Over the last two decades, Chile has made efforts to boost educational inclusion in schools among young people with disabilities, extending opportunities to this vulnerable group which tends to have lower labor force participation, employment and wages in part because of a significant educational gap. Today, around two-thirds of students with disabilities attend mainstream schools in Chile. Additional funding through the School Integration Program (Programa de Integración Escolar, PIE) has enabled the hiring of support staff, the training of teachers, and the acquisition of assistive devices, among other contributions. As a result, the difference in primary and secondary enrolment for children with and without disabilities is today less than 2 percentage points in Chile—the smallest gap in Latin America and the Caribbean, and about 80% of students with disabilities complete secondary school.
Despite these successes, the country still lacks a national program for inclusion of students with disabilities in tertiary education, and there is a wide gap at that level. Students with disabilities are nearly 16 percentage points less likely to transition to post-secondary education, which is significantly correlated with high quality jobs.
The Impact of the Pandemic
The pandemic may have worsened this predicament for students with disabilities. Latin America and the Caribbean was the region most affected by school closures, with a country average of 158 days of school closures between March 2020 and February 2021. Substantial research documents the detrimental effects of this disruption on learning. Students with disabilities in Chile were further limited by interruptions in the assessment of and adaptation to their needs and support of the integration program itself through distance teaching.
We decided to try to quantify the impact of the pandemic on this group in order to address barriers to learning and participation that can be exacerbated during a crisis and further harm their opportunities. In a recent study, Maria Ignacia Contreras, Suzanne Duryea and I compared the trajectories of students with and without disabilities before and after the pandemic. We specifically looked at the probability that they would take the general admission test for tertiary education and enroll in a high-quality tertiary institution.

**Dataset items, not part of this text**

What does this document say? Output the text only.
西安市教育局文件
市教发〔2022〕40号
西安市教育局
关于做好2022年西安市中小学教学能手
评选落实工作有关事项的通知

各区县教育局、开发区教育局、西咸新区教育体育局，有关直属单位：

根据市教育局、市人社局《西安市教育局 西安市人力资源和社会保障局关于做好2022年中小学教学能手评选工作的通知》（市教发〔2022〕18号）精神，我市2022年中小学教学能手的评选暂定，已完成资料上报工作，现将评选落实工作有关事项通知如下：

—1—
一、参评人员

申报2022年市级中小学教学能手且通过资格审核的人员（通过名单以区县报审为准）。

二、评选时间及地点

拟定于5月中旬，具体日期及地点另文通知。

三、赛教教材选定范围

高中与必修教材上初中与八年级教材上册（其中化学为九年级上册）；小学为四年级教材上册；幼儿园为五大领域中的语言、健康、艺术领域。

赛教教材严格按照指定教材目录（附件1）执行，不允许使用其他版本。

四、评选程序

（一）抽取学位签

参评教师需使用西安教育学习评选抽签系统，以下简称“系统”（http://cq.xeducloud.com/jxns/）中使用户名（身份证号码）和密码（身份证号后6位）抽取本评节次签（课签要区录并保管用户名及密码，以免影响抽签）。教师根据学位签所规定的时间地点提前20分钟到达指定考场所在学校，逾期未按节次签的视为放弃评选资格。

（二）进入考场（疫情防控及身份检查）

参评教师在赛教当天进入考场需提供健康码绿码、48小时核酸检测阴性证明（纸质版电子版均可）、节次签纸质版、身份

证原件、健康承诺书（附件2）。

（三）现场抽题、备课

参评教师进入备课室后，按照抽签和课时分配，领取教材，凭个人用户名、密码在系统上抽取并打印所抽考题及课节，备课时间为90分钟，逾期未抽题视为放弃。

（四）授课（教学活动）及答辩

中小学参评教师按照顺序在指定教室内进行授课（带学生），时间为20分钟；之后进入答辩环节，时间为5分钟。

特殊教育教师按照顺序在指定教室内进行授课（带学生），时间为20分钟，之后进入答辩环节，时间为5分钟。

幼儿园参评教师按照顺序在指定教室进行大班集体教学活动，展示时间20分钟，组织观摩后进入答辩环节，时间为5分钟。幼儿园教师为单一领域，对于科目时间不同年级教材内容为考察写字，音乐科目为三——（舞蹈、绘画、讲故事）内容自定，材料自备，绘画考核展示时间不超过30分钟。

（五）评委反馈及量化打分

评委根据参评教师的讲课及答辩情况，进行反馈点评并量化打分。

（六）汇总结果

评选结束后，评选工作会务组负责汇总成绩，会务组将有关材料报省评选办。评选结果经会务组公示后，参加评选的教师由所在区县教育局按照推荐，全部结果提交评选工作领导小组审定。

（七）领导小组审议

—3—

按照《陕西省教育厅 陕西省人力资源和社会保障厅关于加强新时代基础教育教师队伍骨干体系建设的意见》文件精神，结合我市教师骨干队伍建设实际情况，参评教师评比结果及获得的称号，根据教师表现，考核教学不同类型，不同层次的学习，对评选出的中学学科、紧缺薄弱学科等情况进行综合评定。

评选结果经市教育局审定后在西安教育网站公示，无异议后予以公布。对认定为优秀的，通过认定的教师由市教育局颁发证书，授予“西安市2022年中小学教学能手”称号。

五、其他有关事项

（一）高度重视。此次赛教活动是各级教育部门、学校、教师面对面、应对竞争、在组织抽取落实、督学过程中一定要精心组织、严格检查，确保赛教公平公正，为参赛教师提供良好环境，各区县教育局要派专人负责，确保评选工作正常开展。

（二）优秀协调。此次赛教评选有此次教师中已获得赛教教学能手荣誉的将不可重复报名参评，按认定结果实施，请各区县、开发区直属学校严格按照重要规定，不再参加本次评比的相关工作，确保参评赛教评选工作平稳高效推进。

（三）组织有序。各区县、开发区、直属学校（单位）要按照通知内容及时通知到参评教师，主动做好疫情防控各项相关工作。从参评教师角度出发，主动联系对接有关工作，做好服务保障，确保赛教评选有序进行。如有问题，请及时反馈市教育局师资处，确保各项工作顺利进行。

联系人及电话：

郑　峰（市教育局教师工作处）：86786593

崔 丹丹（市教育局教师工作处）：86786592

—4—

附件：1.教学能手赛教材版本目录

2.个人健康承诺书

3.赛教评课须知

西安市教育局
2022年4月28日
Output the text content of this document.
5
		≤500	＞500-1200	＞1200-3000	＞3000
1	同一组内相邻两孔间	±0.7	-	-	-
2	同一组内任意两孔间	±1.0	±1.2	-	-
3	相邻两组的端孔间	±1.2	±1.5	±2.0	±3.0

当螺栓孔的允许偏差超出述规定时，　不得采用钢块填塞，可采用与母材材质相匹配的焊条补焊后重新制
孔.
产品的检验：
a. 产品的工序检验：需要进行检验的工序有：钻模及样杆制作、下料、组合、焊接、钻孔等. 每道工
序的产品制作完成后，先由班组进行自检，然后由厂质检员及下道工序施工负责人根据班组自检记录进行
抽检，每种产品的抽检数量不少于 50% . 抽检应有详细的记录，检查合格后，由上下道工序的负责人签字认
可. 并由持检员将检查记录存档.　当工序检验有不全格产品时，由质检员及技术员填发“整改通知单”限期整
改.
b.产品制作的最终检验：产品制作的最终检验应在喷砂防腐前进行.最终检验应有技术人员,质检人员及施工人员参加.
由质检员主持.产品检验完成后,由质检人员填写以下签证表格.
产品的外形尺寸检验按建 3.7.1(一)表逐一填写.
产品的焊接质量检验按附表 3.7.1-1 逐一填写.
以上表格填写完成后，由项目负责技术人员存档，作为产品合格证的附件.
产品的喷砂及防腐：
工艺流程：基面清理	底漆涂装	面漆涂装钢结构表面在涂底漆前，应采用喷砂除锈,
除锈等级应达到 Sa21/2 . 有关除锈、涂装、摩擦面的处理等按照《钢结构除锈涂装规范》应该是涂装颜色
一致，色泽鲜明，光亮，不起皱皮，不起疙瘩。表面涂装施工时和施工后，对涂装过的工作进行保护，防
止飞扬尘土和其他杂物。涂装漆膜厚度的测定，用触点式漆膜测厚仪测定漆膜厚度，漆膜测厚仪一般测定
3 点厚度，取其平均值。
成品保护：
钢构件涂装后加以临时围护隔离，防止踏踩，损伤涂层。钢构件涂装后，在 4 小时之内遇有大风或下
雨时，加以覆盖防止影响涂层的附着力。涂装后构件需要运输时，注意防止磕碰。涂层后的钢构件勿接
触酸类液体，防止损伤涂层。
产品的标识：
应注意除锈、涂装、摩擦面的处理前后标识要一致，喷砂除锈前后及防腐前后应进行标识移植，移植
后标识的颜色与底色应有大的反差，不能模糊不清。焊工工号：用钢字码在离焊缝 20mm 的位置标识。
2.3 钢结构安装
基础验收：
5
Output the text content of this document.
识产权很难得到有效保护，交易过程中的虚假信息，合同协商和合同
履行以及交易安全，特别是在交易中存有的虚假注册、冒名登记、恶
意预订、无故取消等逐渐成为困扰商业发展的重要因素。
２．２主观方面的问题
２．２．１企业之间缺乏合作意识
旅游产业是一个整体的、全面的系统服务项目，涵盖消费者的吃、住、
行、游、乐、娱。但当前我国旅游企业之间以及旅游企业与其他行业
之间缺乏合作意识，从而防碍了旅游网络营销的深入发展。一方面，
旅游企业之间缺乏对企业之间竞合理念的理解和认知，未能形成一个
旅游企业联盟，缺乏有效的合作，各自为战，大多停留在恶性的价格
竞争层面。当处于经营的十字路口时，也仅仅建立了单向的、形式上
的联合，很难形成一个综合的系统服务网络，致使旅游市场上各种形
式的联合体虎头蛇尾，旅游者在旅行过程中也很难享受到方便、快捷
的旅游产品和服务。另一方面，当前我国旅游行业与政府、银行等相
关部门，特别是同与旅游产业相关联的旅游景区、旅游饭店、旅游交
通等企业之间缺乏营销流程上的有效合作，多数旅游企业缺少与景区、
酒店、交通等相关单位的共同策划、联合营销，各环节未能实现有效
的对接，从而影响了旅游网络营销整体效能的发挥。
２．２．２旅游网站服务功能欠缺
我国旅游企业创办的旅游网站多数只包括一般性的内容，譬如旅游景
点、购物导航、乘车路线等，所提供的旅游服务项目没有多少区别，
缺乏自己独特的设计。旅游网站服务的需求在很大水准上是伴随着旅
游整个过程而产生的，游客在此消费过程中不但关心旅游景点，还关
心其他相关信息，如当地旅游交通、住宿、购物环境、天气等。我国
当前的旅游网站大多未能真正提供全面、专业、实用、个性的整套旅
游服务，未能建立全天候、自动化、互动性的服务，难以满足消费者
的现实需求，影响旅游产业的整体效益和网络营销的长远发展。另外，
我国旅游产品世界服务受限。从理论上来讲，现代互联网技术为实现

Disproportionate Effects on Students with Disabilities
Our findings suggest that students with disabilities were disproportionately affected. While students with disabilities lagged behind other students in both these categories prior to the pandemic, the pandemic made them 8.5 percentage points less likely to take the general admissions test and 3.5 percentage points less likely to enroll in a high-quality institution. The inability of school personnel to meet face-to-face with students and facilitate adaptations to their needs, as well as the potential difficulties for this vulnerable group of taking the general test in the context of the pandemic may have been a factor.
Bolstering Programs in the Transition to Tertiary Education
Brazil and Mexico have the highest percentage of students with disabilities studying in mainstream schools in Latin America and the Caribbean today, at 70%, with Chile following close behind. Some countries in the region are still far from that goal.
Still, as our study shows, even countries with programs that aim for high levels of inclusion may leave students with disabilities vulnerable to falling through the cracks if they are not sufficiently robust. Specifically, it suggests the need for policies that better support their transition to post-secondary education. These include a national program dedicated to that goal as robust as the PIE program at the school level, establishing standards of support across tertiary education institutions, and promoting coordination across them so that accommodations and support are handled in a holistic, rather than fragmented manner, as is currently the case. Training programs or internships where students acquire capacities that bolster their personal and financial autonomy could also strengthen the resilience of students with disabilities in the face of crisis.
Research should over time reveal the full extent of the disruptions inflicted on students with disabilities by the pandemic. That will allow school systems to better understand where to focus remedial efforts at the primary and secondary levels to ensure that the group suffers no disproportionate effects on long-term learning and inclusion. They will also have to strengthen measures that aid the transition of students with disabilities to post-secondary education, even during a crisis, to keep talent from that group flowing and, with it, their possibilities for greater wages, employment, and opportunities.